L’idée m’est venue hier sur la route. Il tombait une de ces pluies
fines qu’on avale à pleins poumons, qui vous descendent jusqu’au
ventre. De la côte de Saint-Vaast, le village m’est apparu
brusquement, si tassé, si misérable sous le ciel hideux de
novembre. L’eau fumait sur lui de toutes parts, et il avait l’air
de s’être couché là, dans l’herbe ruisselante, comme une pauvre
bête épuisée. Que c’est petit, un village ! Et ce village était ma
paroisse.
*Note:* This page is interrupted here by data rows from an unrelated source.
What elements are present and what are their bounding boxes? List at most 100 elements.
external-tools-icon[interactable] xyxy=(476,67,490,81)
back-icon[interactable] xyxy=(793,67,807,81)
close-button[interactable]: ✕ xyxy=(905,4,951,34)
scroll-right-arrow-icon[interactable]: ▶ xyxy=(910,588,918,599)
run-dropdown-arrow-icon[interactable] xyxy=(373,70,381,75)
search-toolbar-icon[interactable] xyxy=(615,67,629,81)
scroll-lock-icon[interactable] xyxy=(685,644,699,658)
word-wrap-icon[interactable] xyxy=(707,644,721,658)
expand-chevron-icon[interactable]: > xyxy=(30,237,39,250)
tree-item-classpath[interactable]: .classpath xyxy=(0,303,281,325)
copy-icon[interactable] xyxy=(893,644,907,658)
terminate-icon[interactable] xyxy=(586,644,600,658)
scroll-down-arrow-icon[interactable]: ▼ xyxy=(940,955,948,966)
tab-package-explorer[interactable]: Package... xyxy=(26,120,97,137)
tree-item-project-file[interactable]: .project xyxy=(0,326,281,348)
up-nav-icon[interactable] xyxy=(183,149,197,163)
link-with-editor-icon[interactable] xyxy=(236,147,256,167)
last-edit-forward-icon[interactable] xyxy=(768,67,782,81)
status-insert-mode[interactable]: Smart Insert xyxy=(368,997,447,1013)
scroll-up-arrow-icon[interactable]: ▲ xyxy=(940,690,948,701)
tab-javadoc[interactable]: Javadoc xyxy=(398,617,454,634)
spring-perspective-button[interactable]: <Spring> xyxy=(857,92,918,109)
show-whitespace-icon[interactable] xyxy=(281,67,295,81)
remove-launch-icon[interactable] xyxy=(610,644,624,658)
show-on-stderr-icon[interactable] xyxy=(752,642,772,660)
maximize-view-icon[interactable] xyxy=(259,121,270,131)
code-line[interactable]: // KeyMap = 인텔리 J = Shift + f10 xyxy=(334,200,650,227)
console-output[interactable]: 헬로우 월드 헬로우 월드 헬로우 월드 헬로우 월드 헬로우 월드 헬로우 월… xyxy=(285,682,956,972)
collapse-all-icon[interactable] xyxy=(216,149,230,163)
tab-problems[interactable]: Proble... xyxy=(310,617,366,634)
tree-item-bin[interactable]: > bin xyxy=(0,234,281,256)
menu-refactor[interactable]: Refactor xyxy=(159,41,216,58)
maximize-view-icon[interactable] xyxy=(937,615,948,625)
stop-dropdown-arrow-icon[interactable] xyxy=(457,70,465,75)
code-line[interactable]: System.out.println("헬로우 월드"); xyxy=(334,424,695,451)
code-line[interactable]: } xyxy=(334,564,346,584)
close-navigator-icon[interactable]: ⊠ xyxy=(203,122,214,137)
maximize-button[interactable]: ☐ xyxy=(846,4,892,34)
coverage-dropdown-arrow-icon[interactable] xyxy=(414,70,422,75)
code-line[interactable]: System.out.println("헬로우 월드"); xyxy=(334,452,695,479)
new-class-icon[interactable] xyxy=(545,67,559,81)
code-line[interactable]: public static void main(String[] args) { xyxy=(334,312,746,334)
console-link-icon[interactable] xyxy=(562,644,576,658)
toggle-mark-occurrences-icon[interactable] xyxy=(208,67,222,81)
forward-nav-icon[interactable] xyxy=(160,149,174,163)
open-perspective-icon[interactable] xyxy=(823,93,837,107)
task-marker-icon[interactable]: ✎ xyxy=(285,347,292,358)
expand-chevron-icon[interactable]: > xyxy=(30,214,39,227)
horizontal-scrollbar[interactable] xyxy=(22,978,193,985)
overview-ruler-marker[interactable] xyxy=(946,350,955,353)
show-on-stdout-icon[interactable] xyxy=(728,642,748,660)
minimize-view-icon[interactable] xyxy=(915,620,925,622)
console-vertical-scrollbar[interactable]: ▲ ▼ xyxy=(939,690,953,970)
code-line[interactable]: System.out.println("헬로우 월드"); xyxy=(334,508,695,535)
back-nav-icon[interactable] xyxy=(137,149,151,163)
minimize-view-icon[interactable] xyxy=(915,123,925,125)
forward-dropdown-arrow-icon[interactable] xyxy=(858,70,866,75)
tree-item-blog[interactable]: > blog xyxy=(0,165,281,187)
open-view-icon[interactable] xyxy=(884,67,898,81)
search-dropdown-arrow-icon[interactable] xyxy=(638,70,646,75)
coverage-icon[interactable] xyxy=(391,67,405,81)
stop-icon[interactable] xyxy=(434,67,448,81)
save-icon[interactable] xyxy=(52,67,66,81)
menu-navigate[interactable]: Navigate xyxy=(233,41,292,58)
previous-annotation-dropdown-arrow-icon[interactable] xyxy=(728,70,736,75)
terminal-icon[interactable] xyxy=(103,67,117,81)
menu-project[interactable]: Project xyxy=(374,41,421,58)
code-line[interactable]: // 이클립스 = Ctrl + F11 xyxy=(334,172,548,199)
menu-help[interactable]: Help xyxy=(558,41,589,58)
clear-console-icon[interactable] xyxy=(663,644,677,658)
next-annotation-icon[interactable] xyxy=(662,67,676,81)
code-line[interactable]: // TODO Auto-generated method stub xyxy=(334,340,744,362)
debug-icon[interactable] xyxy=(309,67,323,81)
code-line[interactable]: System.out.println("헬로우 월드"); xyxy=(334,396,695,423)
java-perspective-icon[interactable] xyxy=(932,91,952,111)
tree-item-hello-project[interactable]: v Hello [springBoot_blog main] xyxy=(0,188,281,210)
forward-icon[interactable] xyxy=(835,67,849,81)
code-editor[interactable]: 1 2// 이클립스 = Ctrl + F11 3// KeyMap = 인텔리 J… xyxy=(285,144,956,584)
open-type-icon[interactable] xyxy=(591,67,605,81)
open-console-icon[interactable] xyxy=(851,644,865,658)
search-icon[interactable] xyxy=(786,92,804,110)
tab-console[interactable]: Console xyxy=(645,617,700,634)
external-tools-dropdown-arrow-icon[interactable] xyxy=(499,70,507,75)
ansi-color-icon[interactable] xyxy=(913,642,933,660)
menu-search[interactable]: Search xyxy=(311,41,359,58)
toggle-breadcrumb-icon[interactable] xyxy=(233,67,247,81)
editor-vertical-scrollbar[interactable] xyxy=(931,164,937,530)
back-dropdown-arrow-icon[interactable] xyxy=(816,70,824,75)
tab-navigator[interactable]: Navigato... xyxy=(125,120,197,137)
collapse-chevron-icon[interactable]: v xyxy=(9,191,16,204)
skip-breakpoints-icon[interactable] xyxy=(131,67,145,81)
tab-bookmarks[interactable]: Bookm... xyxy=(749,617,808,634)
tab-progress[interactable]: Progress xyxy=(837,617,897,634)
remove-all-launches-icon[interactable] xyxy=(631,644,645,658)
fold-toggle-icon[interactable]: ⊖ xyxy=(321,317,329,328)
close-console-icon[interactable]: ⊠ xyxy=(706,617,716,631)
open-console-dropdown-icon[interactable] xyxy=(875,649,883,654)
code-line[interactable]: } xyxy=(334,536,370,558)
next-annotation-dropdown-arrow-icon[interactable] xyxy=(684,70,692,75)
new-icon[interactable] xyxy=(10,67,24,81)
C’était ma paroisse, mais je ne pouvais rien pour elle,
je la regardais tristement s’enfoncer dans la nuit, disparaître…
Quelques moments encore, et je ne la verrais plus. Jamais je
n’avais senti si cruellement sa solitude et la mienne. Je pensais à
ces bestiaux que j’entendais tousser dans le brouillard et que le
petit vacher, revenant de l’école, son cartable sous le bras,
mènerait tout à l’heure à travers les pâtures trempées, vers
l’étable chaude, odorante… Et lui, le village, il semblait attendre
aussi – sans grand espoir – après tant d’autres nuits passées dans
la boue, un maître à suivre vers quelque improbable, quelque
inimaginable asile.
Oh ! je sais bien que ce sont des idées folles, que je ne puis même
pas prendre tout à fait au sérieux, des rêves… Les villages ne se
lèvent pas à la voix d’un petit écolier, comme les bêtes. N’importe
! Hier soir, je crois qu’un saint l’eût appelé.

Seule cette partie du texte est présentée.